Mini Patel has left his role as head chef of the Pointer in Brill, Buckinghamshire.
The Pointer restaurant and pub, which is owned by David and Fiona Howden, won the Menu of the Year Catey last year. Senior sous chef Sebastian Bielecki is now heading up the kitchen.
Patel told The Caterer: “After two-and-a-half years, I now feel it is time to move on and try something different. I want to thank everyone who has made my time here so memorable. David and Fiona have always been very supportive, and I feel the Pointer remains in good hands. I wish the whole team the very best for the future and I am confident they’ll continue in building the Pointer name.”
The Pointer has been operated by the Howdens since May 2011 when they bought it from Greene King. It was previously known as the Red Lion Brill and the Howdens had lived and farmed in the local area for more than a decade prior to purchasing the pub. Their goal was to create a “real, village pub”.
The three-AA-rosetted restaurant won County Dining Pub 2017 in The Good Pub Guide and was named in The Sunday Times Top 100 Restaurants for 2017 in February.
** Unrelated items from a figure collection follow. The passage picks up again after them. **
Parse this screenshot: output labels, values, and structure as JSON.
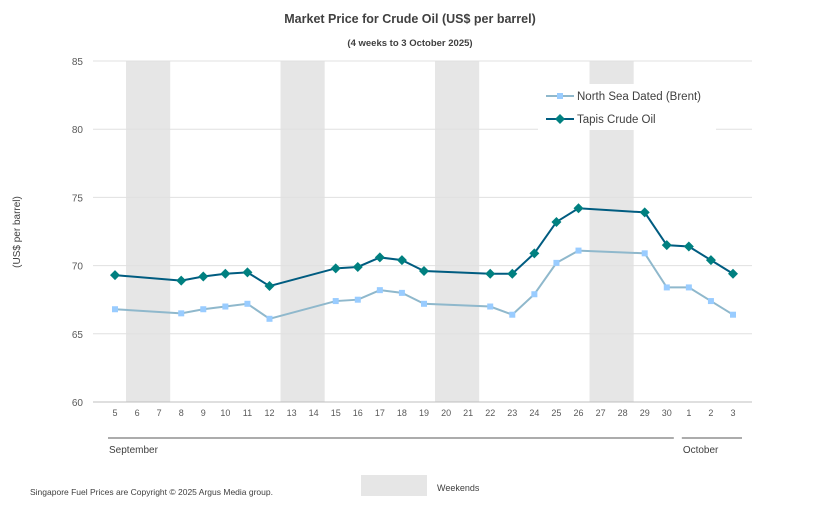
{
  "chart_data": {
    "type": "line",
    "title": "Market Price for Crude Oil (US$ per barrel)",
    "subtitle": "(4 weeks to 3 October 2025)",
    "ylabel": "(US$ per barrel)",
    "xlabel": "",
    "ylim": [
      60,
      85
    ],
    "yticks": [
      60,
      65,
      70,
      75,
      80,
      85
    ],
    "grid": true,
    "legend_position": "top-right",
    "categories": [
      "5",
      "6",
      "7",
      "8",
      "9",
      "10",
      "11",
      "12",
      "13",
      "14",
      "15",
      "16",
      "17",
      "18",
      "19",
      "20",
      "21",
      "22",
      "23",
      "24",
      "25",
      "26",
      "27",
      "28",
      "29",
      "30",
      "1",
      "2",
      "3"
    ],
    "month_labels": [
      {
        "label": "September",
        "from": "5",
        "to": "30"
      },
      {
        "label": "October",
        "from": "1",
        "to": "3"
      }
    ],
    "weekends": [
      [
        "6",
        "7"
      ],
      [
        "13",
        "14"
      ],
      [
        "20",
        "21"
      ],
      [
        "27",
        "28"
      ]
    ],
    "weekend_legend": "Weekends",
    "series": [
      {
        "name": "North Sea Dated (Brent)",
        "color": "#8fb8cc",
        "marker_color": "#99ccff",
        "marker": "square",
        "values": [
          66.8,
          null,
          null,
          66.5,
          66.8,
          67.0,
          67.2,
          66.1,
          null,
          null,
          67.4,
          67.5,
          68.2,
          68.0,
          67.2,
          null,
          null,
          67.0,
          66.4,
          67.9,
          70.2,
          71.1,
          null,
          null,
          70.9,
          68.4,
          68.4,
          67.4,
          66.4
        ]
      },
      {
        "name": "Tapis Crude Oil",
        "color": "#005c80",
        "marker_color": "#008080",
        "marker": "diamond",
        "values": [
          69.3,
          null,
          null,
          68.9,
          69.2,
          69.4,
          69.5,
          68.5,
          null,
          null,
          69.8,
          69.9,
          70.6,
          70.4,
          69.6,
          null,
          null,
          69.4,
          69.4,
          70.9,
          73.2,
          74.2,
          null,
          null,
          73.9,
          71.5,
          71.4,
          70.4,
          69.4
        ]
      }
    ],
    "footer": "Singapore Fuel Prices are Copyright © 2025 Argus Media group."
  }
}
Prior to joining the Pointer, Patel worked in a number of roles at the Cotswold House hotel, Claridge’s and the Connaught in London, and Rockpool restaurant in Sydney with Neil Perry. Patel took part in the North East heat of Great British Menu last year.
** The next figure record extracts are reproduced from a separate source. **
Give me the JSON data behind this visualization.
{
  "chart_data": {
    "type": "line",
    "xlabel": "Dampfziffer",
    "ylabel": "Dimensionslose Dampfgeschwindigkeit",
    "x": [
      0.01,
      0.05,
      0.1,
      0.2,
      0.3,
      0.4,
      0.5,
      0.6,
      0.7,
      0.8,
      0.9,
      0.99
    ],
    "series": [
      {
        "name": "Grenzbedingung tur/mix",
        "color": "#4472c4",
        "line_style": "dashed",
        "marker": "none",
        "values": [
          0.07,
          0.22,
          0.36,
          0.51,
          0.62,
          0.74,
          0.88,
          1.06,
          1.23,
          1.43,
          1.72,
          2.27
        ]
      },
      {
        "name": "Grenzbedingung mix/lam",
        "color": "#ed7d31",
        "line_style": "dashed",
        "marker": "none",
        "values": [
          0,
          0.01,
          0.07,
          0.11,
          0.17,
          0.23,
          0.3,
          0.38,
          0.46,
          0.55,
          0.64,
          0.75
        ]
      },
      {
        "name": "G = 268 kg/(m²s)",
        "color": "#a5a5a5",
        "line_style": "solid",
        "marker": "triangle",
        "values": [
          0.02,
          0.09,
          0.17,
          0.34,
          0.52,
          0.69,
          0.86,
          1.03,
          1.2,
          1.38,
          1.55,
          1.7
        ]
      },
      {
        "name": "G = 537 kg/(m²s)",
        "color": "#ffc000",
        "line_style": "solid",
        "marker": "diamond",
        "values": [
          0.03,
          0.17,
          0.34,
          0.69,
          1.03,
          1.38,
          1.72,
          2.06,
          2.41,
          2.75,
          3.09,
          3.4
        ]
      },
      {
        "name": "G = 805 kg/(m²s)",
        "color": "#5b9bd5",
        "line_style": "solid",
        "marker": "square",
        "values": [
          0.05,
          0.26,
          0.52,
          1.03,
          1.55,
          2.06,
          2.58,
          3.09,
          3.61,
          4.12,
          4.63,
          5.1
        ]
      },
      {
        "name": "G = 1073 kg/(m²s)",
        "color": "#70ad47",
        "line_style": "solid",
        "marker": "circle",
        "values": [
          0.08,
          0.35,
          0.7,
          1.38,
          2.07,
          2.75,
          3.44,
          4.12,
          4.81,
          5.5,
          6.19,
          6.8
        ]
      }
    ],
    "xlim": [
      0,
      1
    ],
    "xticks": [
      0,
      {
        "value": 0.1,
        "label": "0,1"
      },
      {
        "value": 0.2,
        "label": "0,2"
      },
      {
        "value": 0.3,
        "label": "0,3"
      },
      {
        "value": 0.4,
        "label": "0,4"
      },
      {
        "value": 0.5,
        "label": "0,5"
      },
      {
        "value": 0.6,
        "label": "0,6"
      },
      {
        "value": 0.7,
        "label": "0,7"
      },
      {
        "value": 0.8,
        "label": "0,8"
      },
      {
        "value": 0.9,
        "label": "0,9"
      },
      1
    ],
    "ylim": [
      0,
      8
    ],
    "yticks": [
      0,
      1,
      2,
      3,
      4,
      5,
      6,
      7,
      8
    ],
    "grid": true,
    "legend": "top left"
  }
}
Giovanna Grossi, AA chief advisor on awards and quality assessment and a judge on the Menu of the Year Catey panel, commented at last year’s Cateys: “The Pointer menu stood out among particularly strong competition this year for a number of reasons, but primarily because it reflects the passions, not only of head chef Mini Patel, but also of the owners, farmers and gardeners. The team create a real field to fork operation with clear provenance. Dishes reflect the passion and desire to produce quality pub food utilising excellent ingredients.”
Richard Smith, general manager at the Pointer, praised Patel for his success in winning “a host of accolades and awards for the business” and wished him “all the best in his, no doubt, successful future”.
“Mini is moving on in a different direction with his cooking, with assured good success, and it was mutually agreed to part company,” he added. “The Pointer will continue to promote its farm to fork ethos, sourcing its produce from its own farm and livestock. Taking over the helm will be Sebastian, who shares our passion for responsible and sustainable produce cooked simply.”
Bielecki has worked as Patel’s sous chef for the past two years, having previously worked at the Randolph hotel in Oxford and the Vineyard, near Newbury.